Lifetime Achiever David Fletcher is Founder and CEO of New Home Co-Broker Academy LLC, home of the New Home Co-Broker (NHCB) designation. More than 4,000 real estate agents have completed the  Academy's course, How To Build A New Homes Niche, a three-hour online course based on research, case studies and David's  long career recruiting, training and supervising onsite teams, who sold more than $3 billion new homes and condominiums.

Along the way, he wrote Condominium Sales and Listings and has been the featured speaker for the National Association of Realtors and a present at the International Builders Show. He served as chair of the Sales and Marketing Council for the Florida Home Builders Association. 

He started in real estate as the project manager for Bay Island, of the first major condominium communities in Florida. During this time, he obtained his Florida real estate broker's license, served as chair of the Sales and Marketing Council for the Florida Homebuilders Association, earned his MIRM designation, and served as president of the Florida Condominium Developers Association.
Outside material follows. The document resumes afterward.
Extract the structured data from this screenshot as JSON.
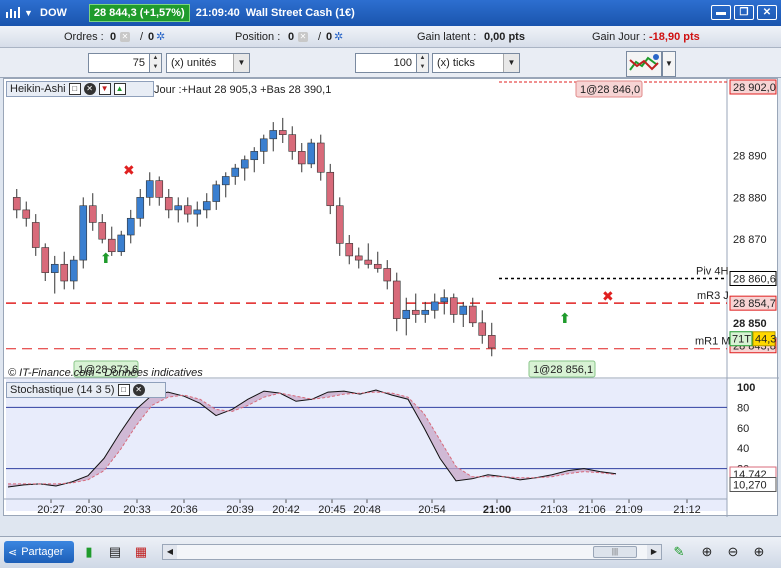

It was here that he leaned to work with local Realtors, 

After a successful three-year run, he brokered 27 lender workouts, 11 rental conversions, a TPC golf course, and more than 1000 condominium units in six different communities. 

He recruited, trained and supervised onsite sales teams for more than 70 communities, always insisting on co-broker cooperation in his listing agreements. 

He has been a contributor to Realty Times for 16 years and contributed to Inman News for 3 years. 

His education philosophy is based on these simple assumptions:

  • Builders need qualified buyers. Realtors need saleable inventory. 
    Today's home shoppers expect their Realtor to help them navigate the buying process whether it be for a resale or new construction.